The Internet and its impact on wine communication

Here is the abstract of a talk I am doing in Spain next month, on the impact of the Internet on wine communication. It is aimed at wineries. I wrote it on my phone on the way to the airport, where I am now blogging via my phone. It takes a while. It means I write less, which could be a good thing.

The Internet has changed the way we communicate. First of all came websites and bulletin boards, then blogs, then social media. This has happened over a short space of time. Initially the preserve of geeks, Internet communication has now become mainstream.

Teenagers live their life on Facebook; twitter comments are now quoted in the news everyday. In the past the media was under the control of publishers who acted as gatekeepers. Now everyone can play.

The style of communication has changed, too: it is no longer top-down, but horizontal – a conversation.

Wineries are now faced with amazing opportunities to join in this conversation. They can have a relationship with people who drink their wines, and also with the press. They can tell their own story. Here I discuss the various social media tools and the ways in which wineries can make the best use of them.

2 comments to The Internet and its impact on wine communication

  • As far as the Internet is concerned, Usenet and Listserv predate websites. Some of us old-school types still use Usenet – alt-food-wine still lives.

    And before the internet there were electronic bulletin boards you could access using modems. Before that I suppose you used real bulletin boards and sent out bits of paper.

  • APM

    Heh, bits of paper that were subscription-only!

    In the wine world, as in other economic worlds, there are producers, consumers, and various parties who get involved to link and/or control them. If we take network architecture as a model, we think about layers of production, communication, and consumption in the wine world:

    1) physical layer, i.e. the vines, vineyards, producers, conveyors, consumers — all of which are mappable — to date, this information is scattered into hard copies of books (Jancis, etc)

    2) data layer, i.e. transferring data between network participants — surely this could be done more efficiently, c.f. David Gelernter’s book, Mirror Worlds — a single data warehouse could host for example all known data about winery production, climatological data, etc.

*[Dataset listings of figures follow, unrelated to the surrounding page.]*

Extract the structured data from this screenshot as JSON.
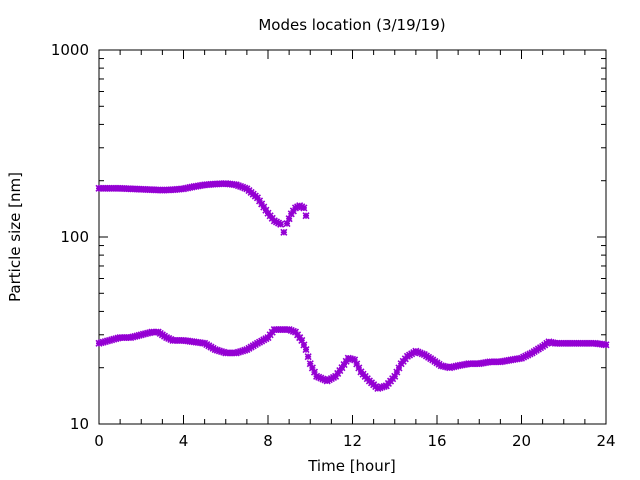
{
  "chart_data": {
    "type": "scatter",
    "title": "Modes location (3/19/19)",
    "xlabel": "Time [hour]",
    "ylabel": "Particle size [nm]",
    "xlim": [
      0,
      24
    ],
    "ylim": [
      10,
      1000
    ],
    "yscale": "log",
    "xticks": [
      "0",
      "4",
      "8",
      "12",
      "16",
      "20",
      "24"
    ],
    "yticks": [
      "10",
      "100",
      "1000"
    ],
    "grid": false,
    "legend": "none",
    "marker_color": "#9400d3",
    "series": [
      {
        "points": [
          [
            0,
            182
          ],
          [
            0.5,
            182
          ],
          [
            1,
            182
          ],
          [
            1.5,
            181
          ],
          [
            2,
            180
          ],
          [
            2.5,
            179
          ],
          [
            3,
            178
          ],
          [
            3.5,
            179
          ],
          [
            4,
            181
          ],
          [
            4.5,
            186
          ],
          [
            5,
            190
          ],
          [
            5.5,
            192
          ],
          [
            6,
            193
          ],
          [
            6.5,
            190
          ],
          [
            7,
            181
          ],
          [
            7.5,
            162
          ],
          [
            8,
            134
          ],
          [
            8.3,
            122
          ],
          [
            8.6,
            117
          ],
          [
            8.75,
            106
          ],
          [
            8.9,
            118
          ],
          [
            9.1,
            133
          ],
          [
            9.3,
            143
          ],
          [
            9.5,
            147
          ],
          [
            9.7,
            143
          ],
          [
            9.8,
            130
          ]
        ]
      },
      {
        "points": [
          [
            0,
            27
          ],
          [
            0.5,
            28
          ],
          [
            1,
            29
          ],
          [
            1.5,
            29
          ],
          [
            2,
            30
          ],
          [
            2.5,
            31
          ],
          [
            2.8,
            31
          ],
          [
            3.2,
            29
          ],
          [
            3.5,
            28
          ],
          [
            4,
            28
          ],
          [
            4.5,
            27.5
          ],
          [
            5,
            27
          ],
          [
            5.5,
            25
          ],
          [
            6,
            24
          ],
          [
            6.5,
            24
          ],
          [
            7,
            25
          ],
          [
            7.5,
            27
          ],
          [
            8,
            29
          ],
          [
            8.3,
            32
          ],
          [
            8.6,
            32
          ],
          [
            9,
            32
          ],
          [
            9.3,
            31
          ],
          [
            9.6,
            28
          ],
          [
            9.8,
            25
          ],
          [
            10,
            21
          ],
          [
            10.3,
            18
          ],
          [
            10.8,
            17
          ],
          [
            11.2,
            18
          ],
          [
            11.5,
            20
          ],
          [
            11.8,
            22.5
          ],
          [
            12.1,
            22
          ],
          [
            12.4,
            19
          ],
          [
            12.8,
            17
          ],
          [
            13.2,
            15.5
          ],
          [
            13.6,
            16
          ],
          [
            14,
            18
          ],
          [
            14.3,
            21
          ],
          [
            14.6,
            23
          ],
          [
            15,
            24.5
          ],
          [
            15.4,
            23.5
          ],
          [
            15.8,
            22
          ],
          [
            16.2,
            20.5
          ],
          [
            16.6,
            20
          ],
          [
            17,
            20.5
          ],
          [
            17.5,
            21
          ],
          [
            18,
            21
          ],
          [
            18.5,
            21.5
          ],
          [
            19,
            21.5
          ],
          [
            19.5,
            22
          ],
          [
            20,
            22.5
          ],
          [
            20.5,
            24
          ],
          [
            21,
            26
          ],
          [
            21.3,
            27.5
          ],
          [
            21.6,
            27
          ],
          [
            22,
            27
          ],
          [
            22.5,
            27
          ],
          [
            23,
            27
          ],
          [
            23.5,
            27
          ],
          [
            24,
            26.5
          ]
        ]
      }
    ]
  }
}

    3) network layer, i.e. the function of connecting different data *areas* or regions to each other — to date, this presumably has occurred via professional trade shows, conferences, and government statistical offices — but the internet has helped connect other kinds of data, such as producer stories, to consumers, and consumer reactions (e.g. cellartracker) to producers

    4) transport layer, i.e. the internet itself, or also shipping, which is really something important we need continually to refine and make more economical and efficient — I’m sure the internet has revolutionized shipping info — and also I suppose government policy is part of this layer too, since it affects the flow of goods and services

    5) session layer, i.e. communications about time, a sort of meta layer, maybe this could have to do with a single year of production, such that we could see data and opinion merged in various ways about a particular vintage

    6) presentation layer, i.e. changing data into forms that applications and users can accept, the syntax layer — not sure what the internet has done here, though your interest in the language and story of wine sounds apposite

    7) application layer, i.e. the layer in which the user interacts with the network — this the internet has completely transformed, since we all now have access to wine data, in all its forms, 24/7/365 if we want to

    Just some thoughts. I guess I find it intriguing to think about the internet as more than just a publishing organ, an informational “put” and “aggregator” machine ; it is clearly more than that, since it is basically the dominant means of verbal, visual, and data communication in our time.